A posição das empresas em negar a precariedade do trabalho e, ao contrário, salientando a adequação dos meios oferecidos para efetuá-lo, corrobora os dados de Abrahão (2003), Taylor & Bain (1999) e Torres (2001) de que a publicidade do setor procura mostrar teleatendentes cooperativos e felizes, enquanto, na realidade, o ambiente fica permeado por queixas e sintomas constantes de estresse, envolvendo absenteísmo elevado, alta rotatividade e dificuldades cotidianas de gerenciamento e retenção de pessoas.

No mesmo sentido, entende-se o discurso de um médico que, sintomaticamente, em sua explanação, em nome de uma das empresas, de forma contrária à postura do MPT e dos trabalhadores, tentou demonstrar que haveria poucos riscos no trabalho de teleatendimento.
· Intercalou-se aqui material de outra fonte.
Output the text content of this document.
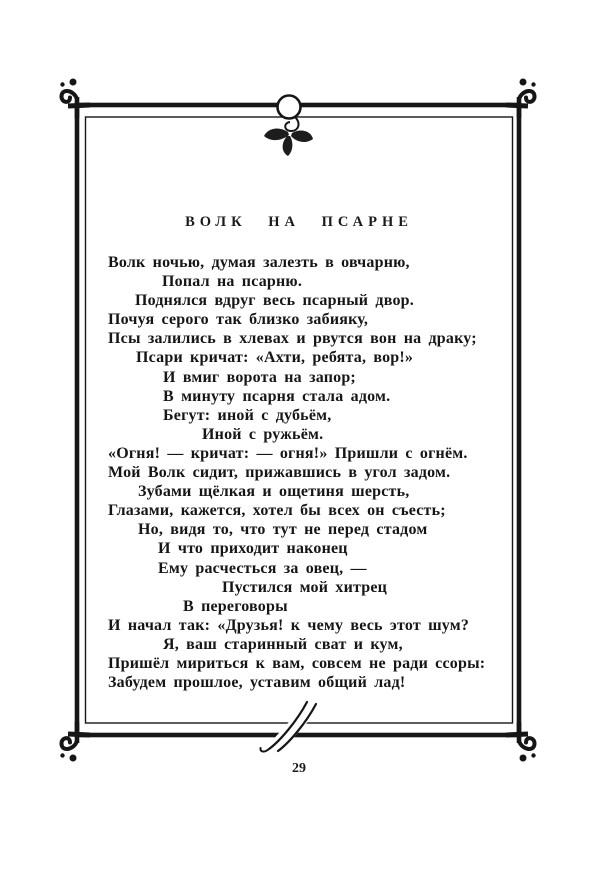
ВОЛК НА ПСАРНЕ
Волк ночью, думая залезть в овчарню,
Попал на псарню.
Поднялся вдруг весь псарный двор.
Почуя серого так близко забияку,
Псы залились в хлевах и рвутся вон на драку;
Псари кричат: «Ахти, ребята, вор!»
И вмиг ворота на запор;
В минуту псарня стала адом.
Бегут: иной с дубьём,
Иной с ружьём.
«Огня! — кричат: — огня!» Пришли с огнём.
Мой Волк сидит, прижавшись в угол задом.
Зубами щёлкая и ощетиня шерсть,
Глазами, кажется, хотел бы всех он съесть;
Но, видя то, что тут не перед стадом
И что приходит наконец
Ему расчесться за овец, —
Пустился мой хитрец
В переговоры
И начал так: «Друзья! к чему весь этот шум?
Я, ваш старинный сват и кум,
Пришёл мириться к вам, совсем не ради ссоры:
Забудем прошлое, уставим общий лад!
29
Contraditoriamente, no entanto, citou os principais deles, como exposição a ruído, hipersolicitação da voz, movimentos repetitivos e carga emocional da lida com o público, fatores bem descritos por autores como Abrahão & Santos (2004), Assunção & Souza (2000), Dejours (1987), Glina & Rocha (2003) e Sznelwar et al. (1998).

O embate entre as partes desnuda a lógica de produtividade e a negação dos efeitos sobre a saúde dos trabalhadores, coerente com o contexto da recente reestruturação produtiva, em que os trabalhadores, conforme esclarece Antunes (2003), foram fortemente atingidos pelas mudanças no trabalho, fundamentadas, principalmente, nas tecnologias de base microeletrônica e em mutações organizacionais, com maior precarização dos empregos e salários, aumentando o processo de desregulamentação do trabalho e de redução dos direitos sociais. No mesmo sentido, Ribeiro (1999) demonstra que os conflitos entre os interesses do capital, beneficiário direto da incorporação tecnológica, e as necessidades dos que trabalham subalternamente, podem emergir, catastroficamente, sob várias formas de adoecimento coletivo, como é o caso das empresas analisadas no Inquérito Civil Público objeto desta investigação.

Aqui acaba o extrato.